By the time he received his discharge papers in January 1941, he had decided to stay, 'to make Indochina my life'. He belonged - of that he was sure. Greater insight would be a long time coming. 'I did not know then how a country that one did not belong to could break a man's spirit. But then for a long time I couldn't see that I did not belong to Indochina ... We were two cultures combined effortlessly on the streets of Hanoi in an enchanting melange of east and west. At least that was how I saw it. But I was living a lie. We were all living a lie.'

Hanoi, adieu is L'Herpiniere's recollections of his Vietnam years, a posthumous memoir published two years after his death. The memories, the voice are his, the words those of his stepdaughter, a Brisbane writer whose work has been inspired by her family's experiences of Southeast Asia's colonial history.

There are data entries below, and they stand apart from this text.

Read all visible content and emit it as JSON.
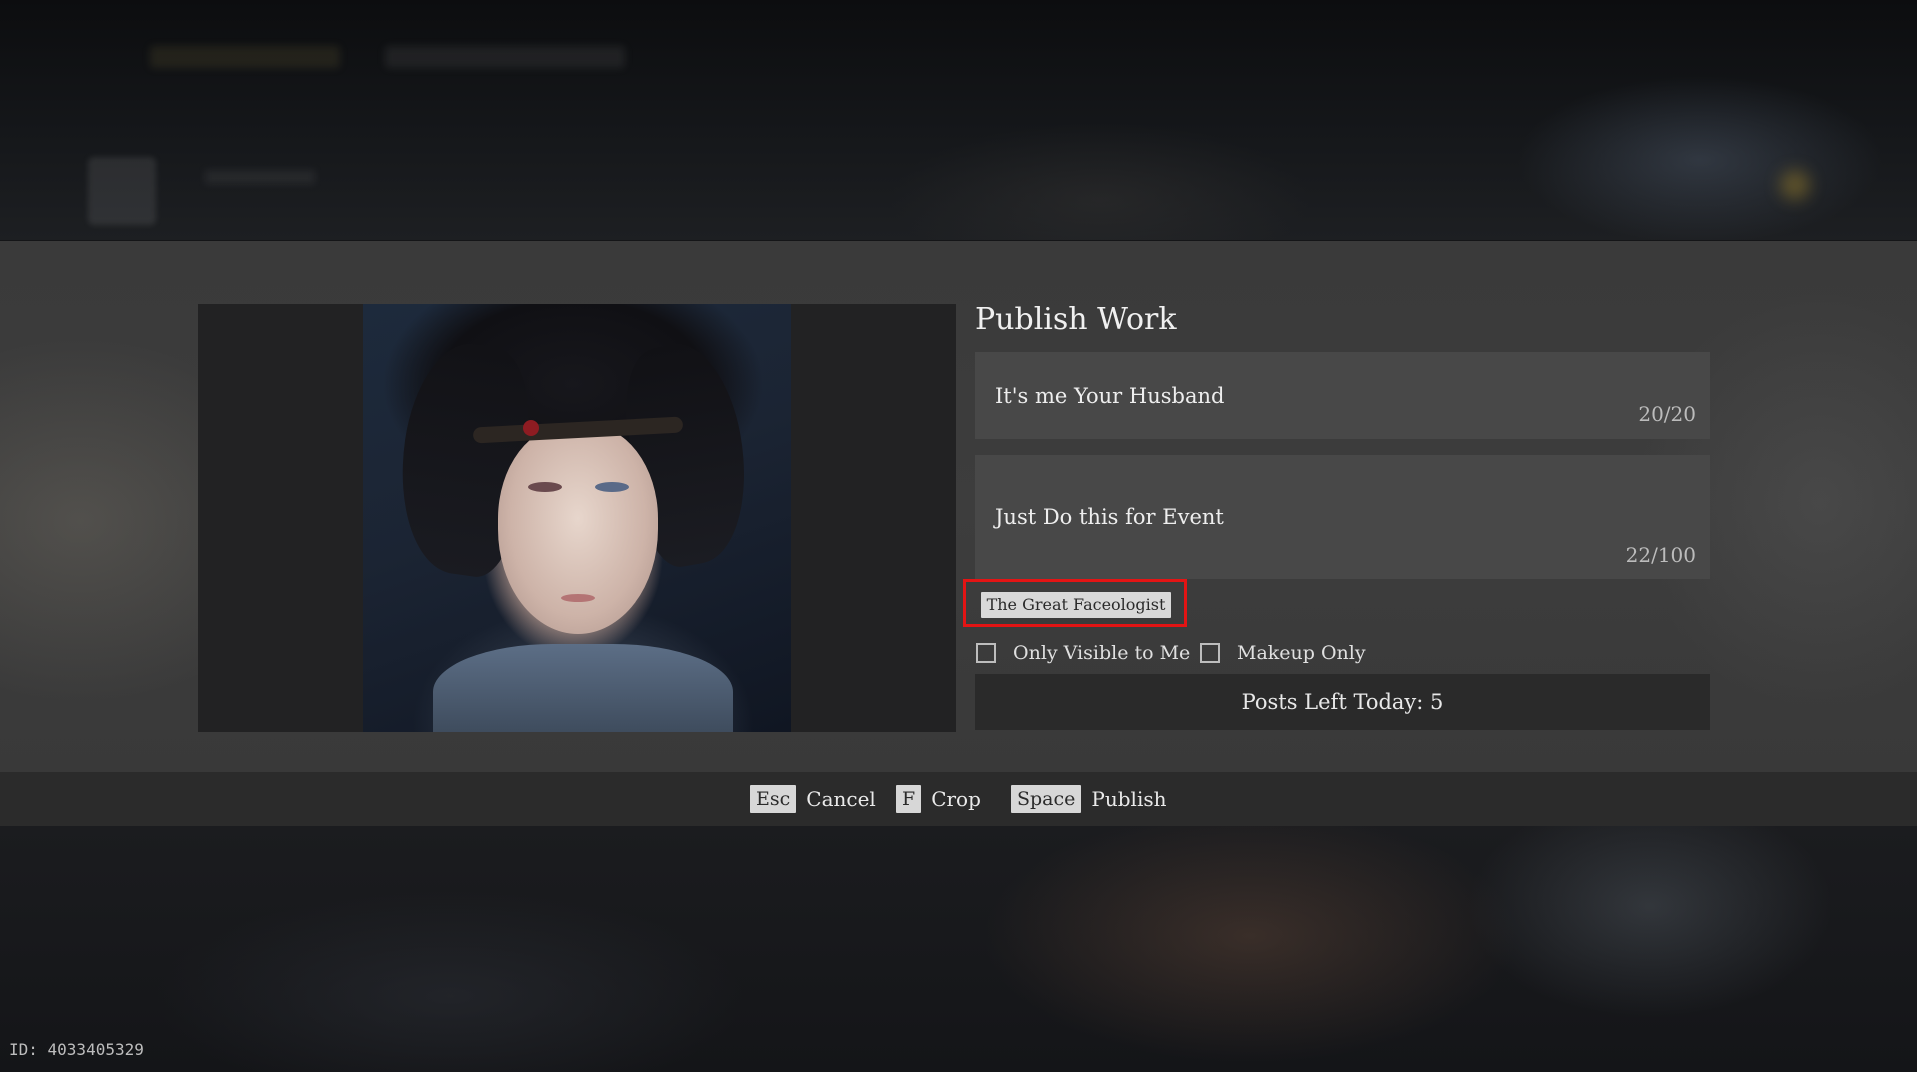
{
  "dialog": {
    "title": "Publish Work",
    "title_field": {
      "value": "It's me Your Husband",
      "counter": "20/20"
    },
    "description_field": {
      "value": "Just Do this for Event",
      "counter": "22/100"
    },
    "tag": "The Great Faceologist",
    "options": [
      {
        "label": "Only Visible to Me",
        "checked": false
      },
      {
        "label": "Makeup Only",
        "checked": false
      }
    ],
    "posts_left": "Posts Left Today: 5"
  },
  "hints": {
    "cancel": {
      "key": "Esc",
      "label": "Cancel"
    },
    "crop": {
      "key": "F",
      "label": "Crop"
    },
    "publish": {
      "key": "Space",
      "label": "Publish"
    }
  },
  "footer": {
    "id": "ID: 4033405329"
  },
  "colors": {
    "highlight": "#e31414",
    "panel": "#3c3c3c",
    "field": "#484848",
    "chip": "#d9d9d9"
  }
}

This is a first-person account of the final years of French rule in Vietnam. It's a story of life in Hanoi during the second world war and the Japanese occupation, of the rise of Vietnamese nationalism and of the skirmishes, negotiations, treaties and puppet governments that characterised the years until the final, decisive battle at Dien Bien Phu. It's told through the eyes of a man who was ultimately on the losing side, but supplemented by an account of history that is, presumably, the result of Perkins' own research, although no sources are acknowledged.

She recounts her stepfather's story - one she describes as 'recollections of a child of the French empire' - in a lively and entertaining style. Had he lived to see the book, L'Herpiniere would surely have approved. His Hanoi is brought to life by his descriptions of events, people and places, as recounted by Perkins.

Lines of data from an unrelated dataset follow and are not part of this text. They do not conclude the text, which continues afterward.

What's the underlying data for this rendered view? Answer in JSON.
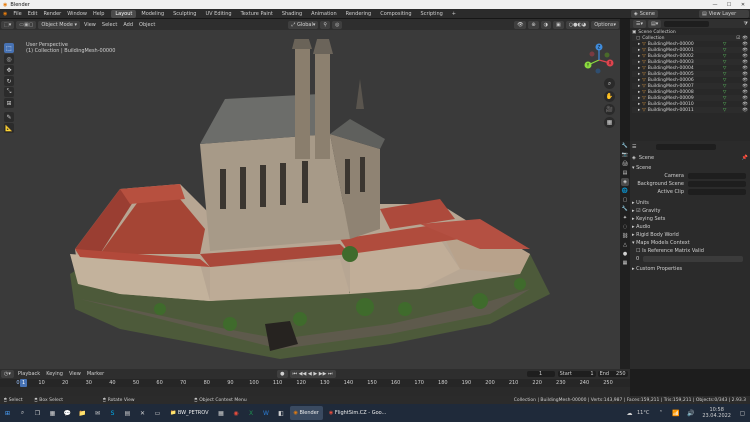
{
  "window": {
    "title": "Blender"
  },
  "menu": [
    "File",
    "Edit",
    "Render",
    "Window",
    "Help"
  ],
  "workspaces": [
    "Layout",
    "Modeling",
    "Sculpting",
    "UV Editing",
    "Texture Paint",
    "Shading",
    "Animation",
    "Rendering",
    "Compositing",
    "Scripting"
  ],
  "active_workspace": "Layout",
  "scene": {
    "name": "Scene",
    "view_layer": "View Layer"
  },
  "viewport": {
    "mode": "Object Mode",
    "menus": [
      "View",
      "Select",
      "Add",
      "Object"
    ],
    "transform_orientation": "Global",
    "options": "Options",
    "overlay_line1": "User Perspective",
    "overlay_line2": "(1) Collection | BuildingMesh-00000",
    "gizmo": {
      "x": "X",
      "y": "Y",
      "z": "Z"
    }
  },
  "outliner": {
    "title": "Scene Collection",
    "collection": "Collection",
    "items": [
      "BuildingMesh-00000",
      "BuildingMesh-00001",
      "BuildingMesh-00002",
      "BuildingMesh-00003",
      "BuildingMesh-00004",
      "BuildingMesh-00005",
      "BuildingMesh-00006",
      "BuildingMesh-00007",
      "BuildingMesh-00008",
      "BuildingMesh-00009",
      "BuildingMesh-00010",
      "BuildingMesh-00011"
    ]
  },
  "properties": {
    "context": "Scene",
    "panel_scene": "Scene",
    "camera_label": "Camera",
    "background_scene_label": "Background Scene",
    "active_clip_label": "Active Clip",
    "units": "Units",
    "gravity": "Gravity",
    "keying_sets": "Keying Sets",
    "audio": "Audio",
    "rigid_body_world": "Rigid Body World",
    "maps_models_context": "Maps Models Context",
    "is_reference_matrix_valid": "Is Reference Matrix Valid",
    "reference_value": "0",
    "custom_properties": "Custom Properties"
  },
  "timeline": {
    "menus": [
      "Playback",
      "Keying",
      "View",
      "Marker"
    ],
    "current_frame": "1",
    "start_label": "Start",
    "start": "1",
    "end_label": "End",
    "end": "250",
    "ticks": [
      "0",
      "10",
      "20",
      "30",
      "40",
      "50",
      "60",
      "70",
      "80",
      "90",
      "100",
      "110",
      "120",
      "130",
      "140",
      "150",
      "160",
      "170",
      "180",
      "190",
      "200",
      "210",
      "220",
      "230",
      "240",
      "250"
    ]
  },
  "status": {
    "select": "Select",
    "box_select": "Box Select",
    "rotate_view": "Rotate View",
    "context_menu": "Object Context Menu",
    "stats": "Collection | BuildingMesh-00000 | Verts:143,987 | Faces:159,211 | Tris:159,211 | Objects:0/343 | 2.93.3"
  },
  "taskbar": {
    "tasks": [
      "BW_PETROV",
      "Blender",
      "FlightSim.CZ - Goo..."
    ],
    "temperature": "11°C",
    "time": "10:58",
    "date": "23.04.2022"
  }
}
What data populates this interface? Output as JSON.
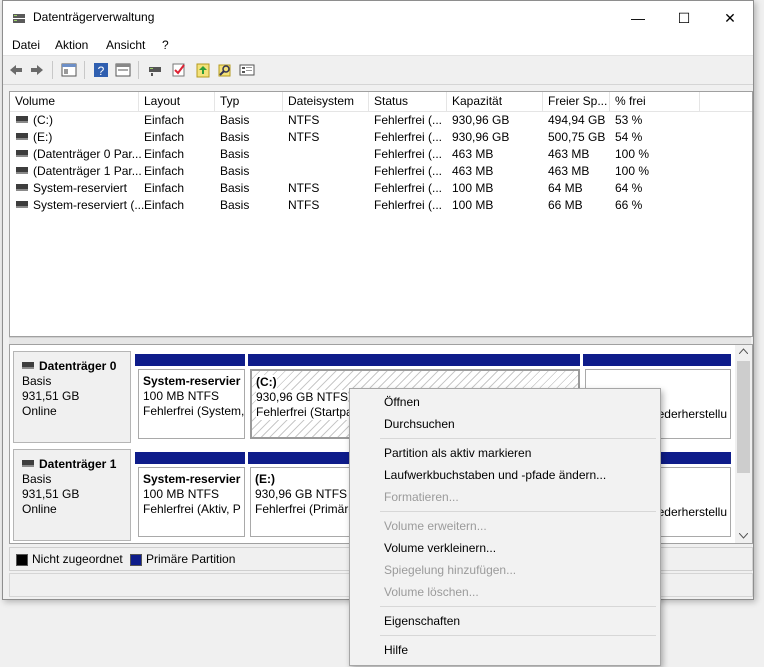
{
  "window": {
    "title": "Datenträgerverwaltung",
    "minimize_glyph": "—",
    "maximize_glyph": "☐",
    "close_glyph": "✕"
  },
  "menu": [
    "Datei",
    "Aktion",
    "Ansicht",
    "?"
  ],
  "toolbar": [
    "back-icon",
    "forward-icon",
    "properties-icon",
    "help-icon",
    "view-icon",
    "connect-icon",
    "checklist-icon",
    "refresh-icon",
    "search-icon",
    "console-icon"
  ],
  "volume_list": {
    "headers": [
      "Volume",
      "Layout",
      "Typ",
      "Dateisystem",
      "Status",
      "Kapazität",
      "Freier Sp...",
      "% frei"
    ],
    "rows": [
      [
        "(C:)",
        "Einfach",
        "Basis",
        "NTFS",
        "Fehlerfrei (...",
        "930,96 GB",
        "494,94 GB",
        "53 %"
      ],
      [
        "(E:)",
        "Einfach",
        "Basis",
        "NTFS",
        "Fehlerfrei (...",
        "930,96 GB",
        "500,75 GB",
        "54 %"
      ],
      [
        "(Datenträger 0 Par...",
        "Einfach",
        "Basis",
        "",
        "Fehlerfrei (...",
        "463 MB",
        "463 MB",
        "100 %"
      ],
      [
        "(Datenträger 1 Par...",
        "Einfach",
        "Basis",
        "",
        "Fehlerfrei (...",
        "463 MB",
        "463 MB",
        "100 %"
      ],
      [
        "System-reserviert",
        "Einfach",
        "Basis",
        "NTFS",
        "Fehlerfrei (...",
        "100 MB",
        "64 MB",
        "64 %"
      ],
      [
        "System-reserviert (...",
        "Einfach",
        "Basis",
        "NTFS",
        "Fehlerfrei (...",
        "100 MB",
        "66 MB",
        "66 %"
      ]
    ]
  },
  "disks": [
    {
      "name": "Datenträger 0",
      "type": "Basis",
      "size": "931,51 GB",
      "state": "Online",
      "partitions": [
        {
          "name": "System-reservier",
          "size": "100 MB NTFS",
          "status": "Fehlerfrei (System,"
        },
        {
          "name": "(C:)",
          "size": "930,96 GB NTFS",
          "status": "Fehlerfrei (Startpar"
        },
        {
          "name": "",
          "size": "",
          "status": "ederherstellu"
        }
      ]
    },
    {
      "name": "Datenträger 1",
      "type": "Basis",
      "size": "931,51 GB",
      "state": "Online",
      "partitions": [
        {
          "name": "System-reservier",
          "size": "100 MB NTFS",
          "status": "Fehlerfrei (Aktiv, P"
        },
        {
          "name": "(E:)",
          "size": "930,96 GB NTFS",
          "status": "Fehlerfrei (Primäre"
        },
        {
          "name": "",
          "size": "",
          "status": "ederherstellu"
        }
      ]
    }
  ],
  "legend": [
    {
      "label": "Nicht zugeordnet",
      "color": "#000000"
    },
    {
      "label": "Primäre Partition",
      "color": "#0e1c8a"
    }
  ],
  "context_menu": [
    {
      "label": "Öffnen",
      "enabled": true
    },
    {
      "label": "Durchsuchen",
      "enabled": true
    },
    {
      "label": "Partition als aktiv markieren",
      "enabled": true
    },
    {
      "label": "Laufwerkbuchstaben und -pfade ändern...",
      "enabled": true
    },
    {
      "label": "Formatieren...",
      "enabled": false
    },
    {
      "label": "Volume erweitern...",
      "enabled": false
    },
    {
      "label": "Volume verkleinern...",
      "enabled": true
    },
    {
      "label": "Spiegelung hinzufügen...",
      "enabled": false
    },
    {
      "label": "Volume löschen...",
      "enabled": false
    },
    {
      "label": "Eigenschaften",
      "enabled": true
    },
    {
      "label": "Hilfe",
      "enabled": true
    }
  ]
}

His observations of historical events include such significant moments as Ho Chi Minh's 1945 declaration of independence for Vietnam. Further illumination comes through anecdotes about the insights of his father and his friends, acquaintances and business associates - for instance, one close friend, a brothel madam with powerful connections, in whose parlour he twice succumbs to before overcoming an opium addiction.

But whereas many around him have clear insights into what's happening - and going to happen - L'Herpiniere himself has few. He sees the Hanoi and the future he wants to see, averting his gaze from all the signs that France's days there are numbered, as must be his own.

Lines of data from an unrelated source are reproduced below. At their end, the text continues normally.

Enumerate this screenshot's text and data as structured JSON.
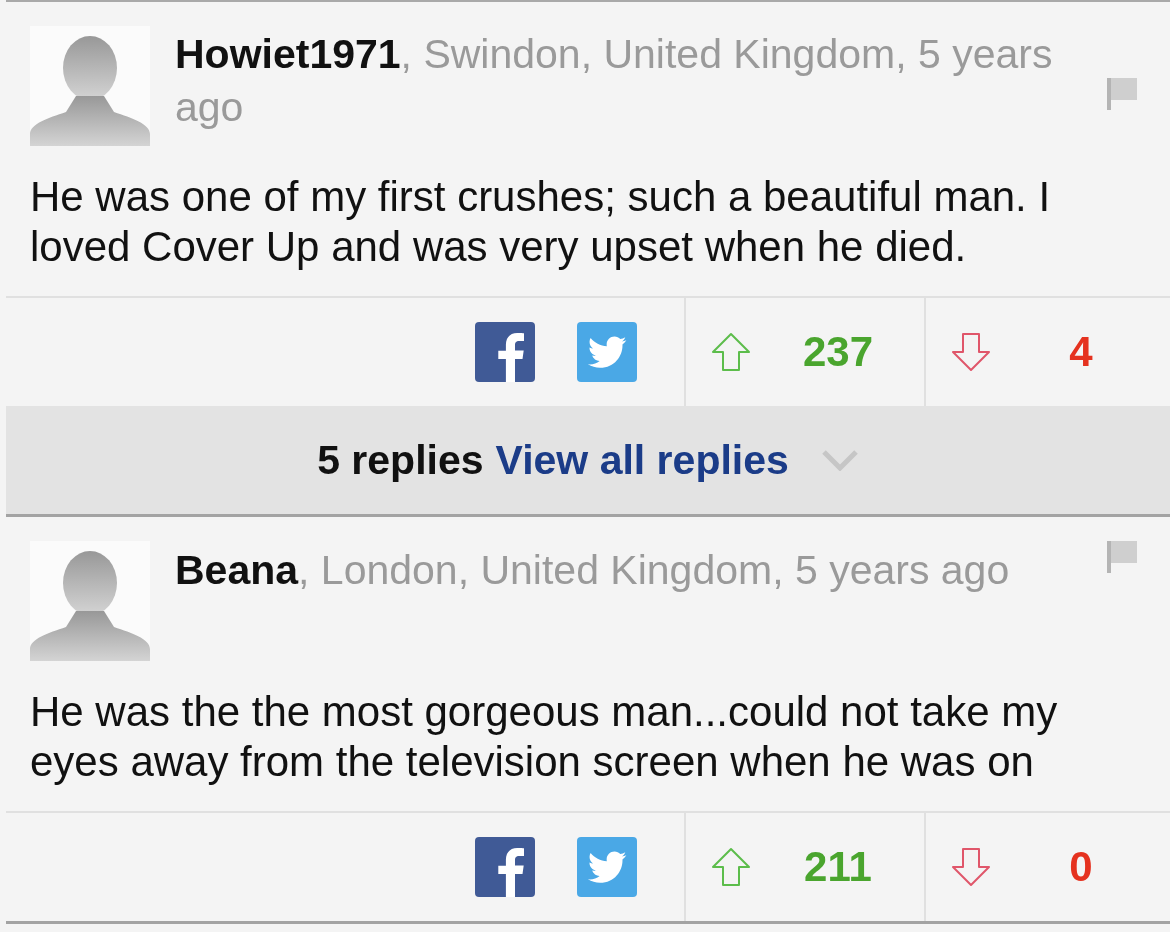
{
  "comments": [
    {
      "header": "**Howiet1971**, Swindon, United Kingdom, 5 years ago",
      "body": "He was one of my first crushes; such a beautiful man. I loved Cover Up and was very upset when he died.",
      "upvotes": "237",
      "downvotes": "4",
      "replies": {
        "count": "5 replies",
        "link": "View all replies"
      }
    },
    {
      "header": "**Beana**, London, United Kingdom, 5 years ago",
      "body": "He was the the most gorgeous man...could not take my eyes away from the television screen when he was on",
      "upvotes": "211",
      "downvotes": "0"
    }
  ]
}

From the outset he reveals himself as a man with little appreciation of what's happening under his nose. Hanoi, adieu opens with his being ordered to supervise a firing squad and he soon discovers that one of those to be killed - dispatched with a final bullet from his own gun - is Gaston, the mess barman and his friend. Gaston (real name Nguyen Nga - the French had trouble with Vietnamese names, L'Herpiniere notes) was, it seems, a communist.

'Nguyen Nga a communist? But he was my friend! I felt physically ill.' It's not until 1950 that L'Herpiniere realises that the solution he longs for - a recognition by France of Vietnamese independence and a gradual loosening of the apron strings - won't come about. Naive and blinkered, he clings to the belief that France can and will do the right thing by its colony. As a result, it's difficult to feel sympathy for L'Herpiniere as he and his family flee to Australia as sponsored migrants, having lost all, his hopes dashed and his eyes - as the plane circles the city one last time - firmly closed (as ever).

Even on his return as an old man when Vietnam opens its doors to visitors - a visit recounted by Perkins in a postscript - he ponders 'how different it could have been'.

Hanoi, adieu is an entertaining read, but it tells us little of those who clung so determinedly to power in a country not their own and of those willing to fight to the death to be rid of them.

Although the book does, perhaps, offer an entree into the mindset of the colonial French in Vietnam, and that of the Vietnamese themselves, L'Herpiniere reveals only his ignorance and, in that respect, Perkins does him no favours. The time for giving such ignorance a voice has surely passed.